As with all studies, the analyses presented in this manuscript have limitations which must be considered. First, the 12-lead electrocardiogram has limited sensitivity and specificity for detecting myocardial infarctions [14]. In other studies, cardiac MRI with late gadolinium enhancement has proven to be a robust method, but the cost associated with it, as well as its limited availability, prohibits its wide-scale usage. Second, it remains difficult as to which test best identifies African-Americans with abnormal glucose metabolism without overt DM. Future studies may be best served by performing a 2-hour oral glucose tolerance test to assess the functionality of the participant's glucose metabolism. Third, with this cohort having a high prevalence of hypertension, the presence of left ventricular hypertrophy on the 12-lead electrocardiogram may obscure the expected findings of a myocardial infarction and lead to an under-reporting of those who may have experienced a UMI. [47] Fourth, the history of a previously recognized myocardial infarction was based solely on the participant's self-report during the baseline exam, which introduced potential recall bias. Finally, because glycemic status and UMI were assessed at the same point in time, it cannot be determined which condition occurred first.

Conclusion

Diabetes mellitus is strongly associated with UMI. Further, in this African-American cohort, UMI by ECG carried the same prognosis as those with a clinically-recognized myocardial infarction.

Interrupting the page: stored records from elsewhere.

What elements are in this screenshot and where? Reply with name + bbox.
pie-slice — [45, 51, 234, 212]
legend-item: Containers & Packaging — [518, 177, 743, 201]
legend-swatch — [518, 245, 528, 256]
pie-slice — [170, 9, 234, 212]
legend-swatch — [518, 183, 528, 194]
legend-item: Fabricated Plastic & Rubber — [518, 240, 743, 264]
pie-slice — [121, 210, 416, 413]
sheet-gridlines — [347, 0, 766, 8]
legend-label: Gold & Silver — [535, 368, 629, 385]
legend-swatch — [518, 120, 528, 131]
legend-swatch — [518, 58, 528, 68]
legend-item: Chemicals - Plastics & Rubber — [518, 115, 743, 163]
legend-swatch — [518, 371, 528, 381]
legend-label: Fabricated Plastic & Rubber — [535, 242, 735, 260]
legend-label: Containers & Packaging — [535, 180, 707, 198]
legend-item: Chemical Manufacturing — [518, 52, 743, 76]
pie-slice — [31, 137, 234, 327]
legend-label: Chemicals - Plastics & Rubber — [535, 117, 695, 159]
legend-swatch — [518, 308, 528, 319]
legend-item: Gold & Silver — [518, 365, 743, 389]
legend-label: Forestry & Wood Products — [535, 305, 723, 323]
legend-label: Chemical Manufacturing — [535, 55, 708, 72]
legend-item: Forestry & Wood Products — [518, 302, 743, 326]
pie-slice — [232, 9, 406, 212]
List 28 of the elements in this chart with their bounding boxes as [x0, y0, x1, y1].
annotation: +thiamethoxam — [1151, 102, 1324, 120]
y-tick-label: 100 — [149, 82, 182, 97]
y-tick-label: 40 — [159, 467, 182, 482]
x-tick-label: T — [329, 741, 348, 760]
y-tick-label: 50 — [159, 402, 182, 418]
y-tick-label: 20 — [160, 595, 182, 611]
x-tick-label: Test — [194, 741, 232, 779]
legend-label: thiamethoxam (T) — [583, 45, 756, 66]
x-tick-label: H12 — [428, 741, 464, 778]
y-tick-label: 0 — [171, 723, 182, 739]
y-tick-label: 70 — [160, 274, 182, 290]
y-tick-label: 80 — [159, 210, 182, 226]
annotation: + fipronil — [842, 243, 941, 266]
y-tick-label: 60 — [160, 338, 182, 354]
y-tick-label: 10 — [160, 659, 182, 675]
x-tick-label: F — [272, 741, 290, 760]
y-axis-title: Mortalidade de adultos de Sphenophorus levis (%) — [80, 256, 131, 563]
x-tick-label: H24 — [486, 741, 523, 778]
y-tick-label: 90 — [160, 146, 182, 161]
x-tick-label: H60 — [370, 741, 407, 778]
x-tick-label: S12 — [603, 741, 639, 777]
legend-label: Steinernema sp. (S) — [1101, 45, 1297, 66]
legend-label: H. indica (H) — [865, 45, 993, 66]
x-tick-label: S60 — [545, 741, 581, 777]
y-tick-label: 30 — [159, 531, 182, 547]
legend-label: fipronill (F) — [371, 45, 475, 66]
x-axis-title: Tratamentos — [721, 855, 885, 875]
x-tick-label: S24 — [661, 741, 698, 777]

Future studies will be needed to better define the risk of a UMI in those with pre-diabetes.

Disclaimer

The following disclaimer must be included in your submitted manuscript: The views expressed in this manuscript are those of the authors and do not necessarily represent the views of the National Heart, Lung, and Blood Institute; the National Institutes of Health; or the U.S. Department of Health and Human Services.